A La Désirade, ce vendredi 18 novembre. – Il fait nuit sur les monts tandis que l’hiver gagne. A la fenêtre là-bas scintillent, dans le noir où se distingue le contour du lac en ligne noire sur fond noir, le cliquetis-piquetis des lumières d’Evian. Et je lis sous la lampe ces mots d’Yves Leclair écrits de sa Chine pyrénéenne où la neige, dit-on, a déjà recouvert les hauteurs : « La table est vide sous le halo orange de l’ampoule. Profonde obscurité à l’entour : j’y vois plus clair ». Et comme je viens de m’éveiller et que le poète, lui, va se coucher, je lis ensuite ce qui suit comme un écho inverse : « Dernier éveil avant de plonger dans le sommeil : femme, un Dieu clair a laissé son sceau sur ta peau laiteuse comme un point final – un beau grain de beauté dans ta neige, tout près de ton geai bleu ».
Tout à l’heure, nous partirons pour Besançon où se déroulent les Petites Fugues, Rencontres littéraires itinérantes que je vais inaugurer, pour ma part, avec les enfants de Marie-Agnès Pinault, au collège Pergaud de Pierrefontaine-les-Varans. Je m’en réjouis d’autant plus que ma nouvelle qu’ils ont étudiée, L’enfant du Nil, évoque un petit pharaon rencontré dans un obscur caveau de la Vallée des Rois, dont l’œil peint sur son sarcophage continue de scruter notre pauvre monde.
Ce qu’attendant je relève encore ceci, dans le Manuel de contemplation en montagne d’Yves Leclair : « Cela fut pourtant un jour. Ce qui disparaît du langage disparaîtra aussi un jour. Mais c’est en coulant que l’eau retient le reflet des rives ».
Et cela enfin qui me remémore nos rêveries silencieuses au bord du Nil, cette année-là : « Pour quelques ombres perdues – nuées nocturnes dans la barque du vieux nautonier funèbre qui file sur le fleuve noir où la lune brille comme un nénuphar ».
Yves Leclair. Manuel de contemplation en montagne. La Table Ronde 2005, 121p.
Commentaires
Chaque matin, en me levant, j'ai pris l'habitude de consulter ce blog, un geste qui me vient comme un moment de méditation car tant de choses y sont dites. Alors quand il n'y a rien, comme ce matin, même s'il n'est pas encore six heures et demie et que c'est dimanche, je sens comme un vide et je me dis que tenir un blog de ce niveau est un lourd engagement...

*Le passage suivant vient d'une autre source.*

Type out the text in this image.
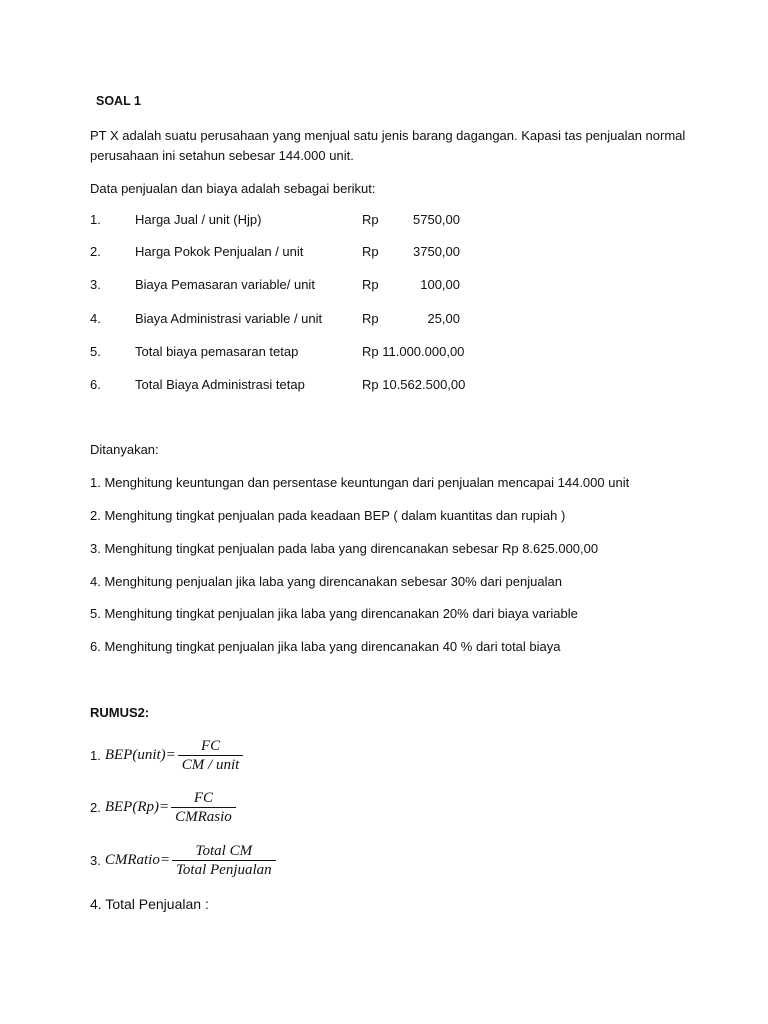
SOAL 1
PT X adalah suatu perusahaan yang menjual satu jenis barang dagangan. Kapasi tas penjualan normal perusahaan ini setahun sebesar 144.000 unit.
Data penjualan dan biaya adalah sebagai berikut:
1.	Harga Jual / unit (Hjp)	Rp	5750,00
2.	Harga Pokok Penjualan / unit	Rp	3750,00
3.	Biaya Pemasaran variable/ unit	Rp	100,00
4.	Biaya Administrasi variable / unit	Rp	25,00
5.	Total biaya pemasaran tetap	Rp 11.000.000,00
6.	Total Biaya Administrasi tetap	Rp 10.562.500,00
Ditanyakan:
1. Menghitung keuntungan dan persentase keuntungan dari penjualan mencapai 144.000 unit
2. Menghitung tingkat penjualan pada keadaan BEP ( dalam kuantitas dan rupiah )
3. Menghitung tingkat penjualan pada laba yang direncanakan sebesar Rp 8.625.000,00
4. Menghitung penjualan jika laba yang direncanakan sebesar 30% dari penjualan
5. Menghitung tingkat penjualan jika laba yang direncanakan 20% dari biaya variable
6. Menghitung tingkat penjualan jika laba yang direncanakan 40 % dari total biaya
RUMUS2:
1. BEP(unit)= $\frac{FC}{\text{CM / unit}}$
2. $BEP(Rp)= \frac{FC}{\text{CMRasio}}$
3. CMRatio= $\frac{\text{Total CM}}{\text{Total Penjualan}}$
4. Total Penjualan :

Ce que vous notez là, Giovanna, me touche beaucoup, et me terrifie un peu, m'engage surtout. Voilà: j'étais en fugue, au double sens que vous découvrirez...
Que ma remarque ne vous terrifie point, surtout, mais voilà j'ai pris l'habitude, sur le vaste champ de paroles qui m'est offert, de glâner quelques mots qui m'accompagnent durant la journée et comme je lis avant le travail, cela se passe le matin, bien entendu. Quand il n'y a rien, je me sens privée de quelque chose un peu comme si, après avoir trouvé régulièrement derrière ma porte des croissants croustillants et encore tièdes pour mon petit déjeuner, on m'oubliant soudain. C'est finalement une habitude de société de consommation, on prend l'habitude de se faire servir plutôt que de réfléchir par soi-même, on s'en remet à ceux qui savent trouver les mots qui nous manquent...
Bisogna pensarci, me dis-je encore en écrivant cela.